One of my ideas would have been that, in this world, since the Institute is already on the surface and well-known for its technology, the Insitute has its own "mascot." By mascot, I mean that the Institute created a fictional character, a sort of super genius scientist/agent who fights evil in a radio show. The reason for it is because the Institute argues that kids in the Commonwealth have no real role models and that, rather than have them look up to a guy who spends his time killing people for money or reading Pre-War comic book trash, they can hear the stories about the "amazing Doc Tesla" (or some kind of catchy name) and how he protects the Commonwealth from evil using his super smarts. I get if it's a bit goofy for your tastes, but I just like the idea of someone trying to make a good role model for kids to look up to. In-game, you'd hear kids talk about the cool radio show and how they're studying more because they want to be smart and save the world too.

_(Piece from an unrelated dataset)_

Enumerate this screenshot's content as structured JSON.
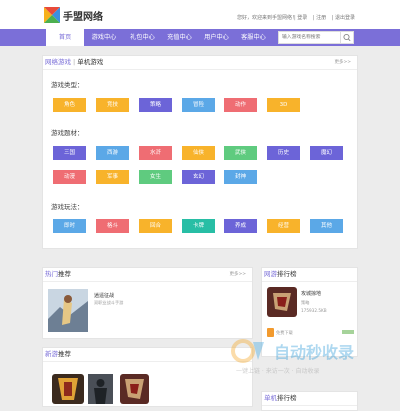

In contrast to that, outside of the Institute-controlled city, you'd have the rest of the Commonwealth. While some would love to live in the Institute's city, others are a bit wary. You see, following the war, many survivors became disgusted with the use of science and technology, seeing as how much misery and grief all these "miracle" inventions gave them. Further fueling this idea of turning away from high-technology were scientists who, remorseful over their part in building the bombs, took a vow that mankind should embrace an era of "simplicity is beauty." Now, this wouldn't mean that the people you meet in game are backwater illiterates who live in shacks and have sex with each other-- instead, you'd meet people who have actual farms, working plumbing, shabby but comfortable homes, and actual skills like repairing machinery or making natural medicine. They didn't reject technology to live like cavemen, but they live a life of simplicity. No Mr. Handies, no nuclear-powered generators, nothing that isn't more advanced than a water wheel or a steam generator. These people trust farmers, plumbers, and machinists more than a doctor or a scientist. After all, if you're not controlling the machine, who's to say it's not controlling you?
I actually like the radio show idea. You get another bit of reference to 50's retro stuff, while at the same time it's actually justified in-story as a bit of propaganda designed to be kid-friendly.

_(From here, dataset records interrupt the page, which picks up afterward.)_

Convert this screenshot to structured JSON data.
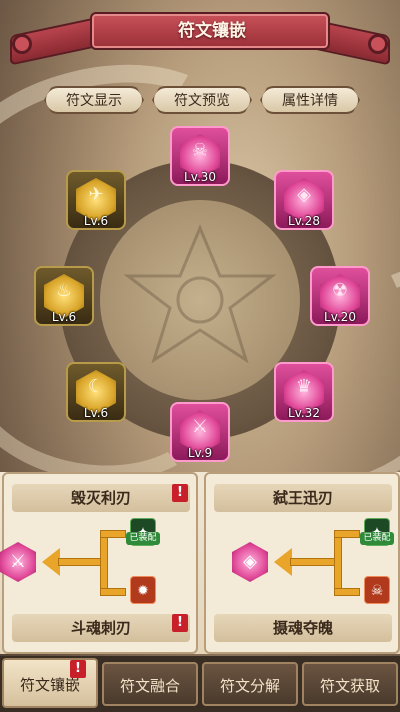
{
  "title": "符文镶嵌",
  "tabs": [
    "符文显示",
    "符文预览",
    "属性详情"
  ],
  "runes": [
    {
      "id": "top",
      "color": "pink",
      "icon": "skull-icon",
      "glyph": "☠",
      "level": "Lv.30"
    },
    {
      "id": "right-upper",
      "color": "pink",
      "icon": "shield-icon",
      "glyph": "◈",
      "level": "Lv.28"
    },
    {
      "id": "right-middle",
      "color": "pink",
      "icon": "demon-icon",
      "glyph": "☢",
      "level": "Lv.20"
    },
    {
      "id": "right-lower",
      "color": "pink",
      "icon": "crest-icon",
      "glyph": "♛",
      "level": "Lv.32"
    },
    {
      "id": "bottom",
      "color": "pink",
      "icon": "sword-icon",
      "glyph": "⚔",
      "level": "Lv.9"
    },
    {
      "id": "left-upper",
      "color": "gold",
      "icon": "bird-icon",
      "glyph": "✈",
      "level": "Lv.6"
    },
    {
      "id": "left-middle",
      "color": "gold",
      "icon": "flame-icon",
      "glyph": "♨",
      "level": "Lv.6"
    },
    {
      "id": "left-lower",
      "color": "gold",
      "icon": "moon-icon",
      "glyph": "☾",
      "level": "Lv.6"
    }
  ],
  "cards": {
    "left": {
      "title": "毁灭利刃",
      "subtitle": "斗魂刺刃",
      "equipped_label": "已装配"
    },
    "right": {
      "title": "弑王迅刃",
      "subtitle": "摄魂夺魄",
      "equipped_label": "已装配"
    }
  },
  "alert_mark": "!",
  "nav": [
    "符文镶嵌",
    "符文融合",
    "符文分解",
    "符文获取"
  ],
  "colors": {
    "banner": "#b03a44",
    "pink_rune": "#e04797",
    "gold_rune": "#d9a52a",
    "arrow": "#e8a52a"
  }
}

Speaking of propaganda, how do you envision the trend of luddite-lites (or Luddlites, if you will) interacting with the Brotherhood? Again, my idea for them is that they only have small missions and scouting forces in the Commonwealth rather than a massive army, but maybe if we were combining the ideas, the Brotherhood's main effort here is a series of embassies, where they push the ideas of "yes, technology unfettered is bad, you're right. The knowledge should be preserved, and options of high-tech countermeasures against grave threats should be kept, but that's what makes it important that scientific knowledge be safeguarded in responsible hands. Like, you know, ours."